Fig. 4: WIP1 loss triggers cellular senescence through p53 activation and ectopic expression of WIP1 reverses the senescent phenotypes observed in cells depleted of CDK5RAP2.
From: CDK5RAP2 loss-of-function causes premature cell senescence via the GSK3β/β-catenin-WIP1 pathway
A BJ cells transfected with WIP1 siRNA were analyzed by SDS-PAGE and immunoblotting for WIP1, pSer15-p53, p53, and p21CIP1. Actin was used as a loading control. Representative blots are from one of three independent experiments (n = 3) showing similar results. The numbers under the WIP1, pSer15-p53, and p21CIP1 bands represent the ratios of the densitometric levels of WIP1 vs actin, pSer15-p53 vs total p53, and p21CIP1 vs actin, with values from cells transfected with control siRNA normalized to 1.0. B BJ cells transfected with WIP1 siRNA were analyzed by SA-β-gal staining.

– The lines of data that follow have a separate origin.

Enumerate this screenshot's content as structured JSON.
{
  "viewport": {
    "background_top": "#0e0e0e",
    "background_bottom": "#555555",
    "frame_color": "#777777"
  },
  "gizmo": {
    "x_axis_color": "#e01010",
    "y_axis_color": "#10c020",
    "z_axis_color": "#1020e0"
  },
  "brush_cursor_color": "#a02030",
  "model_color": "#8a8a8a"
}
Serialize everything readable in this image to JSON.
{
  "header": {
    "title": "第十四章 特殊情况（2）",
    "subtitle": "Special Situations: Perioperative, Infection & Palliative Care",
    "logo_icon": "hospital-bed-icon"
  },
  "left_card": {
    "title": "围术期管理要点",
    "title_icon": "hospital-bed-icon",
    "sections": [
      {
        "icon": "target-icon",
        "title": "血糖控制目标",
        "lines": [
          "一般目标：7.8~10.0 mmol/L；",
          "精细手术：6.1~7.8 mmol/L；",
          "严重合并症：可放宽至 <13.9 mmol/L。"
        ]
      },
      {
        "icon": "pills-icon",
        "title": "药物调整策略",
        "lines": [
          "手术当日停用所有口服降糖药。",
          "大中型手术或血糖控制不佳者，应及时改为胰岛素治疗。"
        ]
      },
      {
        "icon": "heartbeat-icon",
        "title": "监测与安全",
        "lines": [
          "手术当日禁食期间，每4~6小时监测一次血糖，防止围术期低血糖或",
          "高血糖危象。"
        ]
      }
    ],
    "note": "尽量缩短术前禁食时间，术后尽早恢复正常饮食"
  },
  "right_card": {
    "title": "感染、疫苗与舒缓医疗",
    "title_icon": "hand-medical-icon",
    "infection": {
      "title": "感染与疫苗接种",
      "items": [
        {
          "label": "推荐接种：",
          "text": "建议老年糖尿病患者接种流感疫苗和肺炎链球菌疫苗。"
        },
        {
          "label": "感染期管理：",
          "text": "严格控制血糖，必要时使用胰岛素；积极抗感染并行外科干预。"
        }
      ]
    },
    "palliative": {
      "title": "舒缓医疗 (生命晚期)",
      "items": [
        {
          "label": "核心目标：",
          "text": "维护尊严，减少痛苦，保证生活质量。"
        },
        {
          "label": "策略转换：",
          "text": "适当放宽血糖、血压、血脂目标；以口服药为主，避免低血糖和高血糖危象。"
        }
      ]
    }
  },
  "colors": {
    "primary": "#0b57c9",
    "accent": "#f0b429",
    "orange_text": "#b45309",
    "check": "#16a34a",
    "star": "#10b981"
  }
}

Representative images of SA-β-gal staining (left panel) are from one of three independent experiments (n = 3) showing similar staining patterns. The number of SA-β-gal positive cells (B, right panel) was assessed in ~200 cells per treatment group in each of the 3 independent experiments (n = 3). *p = 0.00016. C, D Lysates of BJ cells co-transfected with CDK5RAP2 siRNA #2 and pReceiver-M02 carrying WIP1 were analyzed by SDS-PAGE and immunoblotting for CDK5RAP2 and WIP1 (C) and SA-β-gal staining (D). Actin was used as loading control. Representative blots are from one of three independent experiments (n = 3) showing similar results. The numbers under the CDK5RAP2 and WIP1 bands represent the ratios of the densitometric levels of CDK5RAP2 or WIP1 vs actin, with values from cells co-transfected with control siRNA and empty vector normalized to 1.0. Representative images of SA-β-gal staining in D (left panel) are from one of three independent experiments (n = 3) showing similar staining patterns. The number of SA-β-gal positive cells (D, right panel) was assessed in ~100 cells per treatment group in each of the 3 independent experiments (n = 3). *p < 0.001.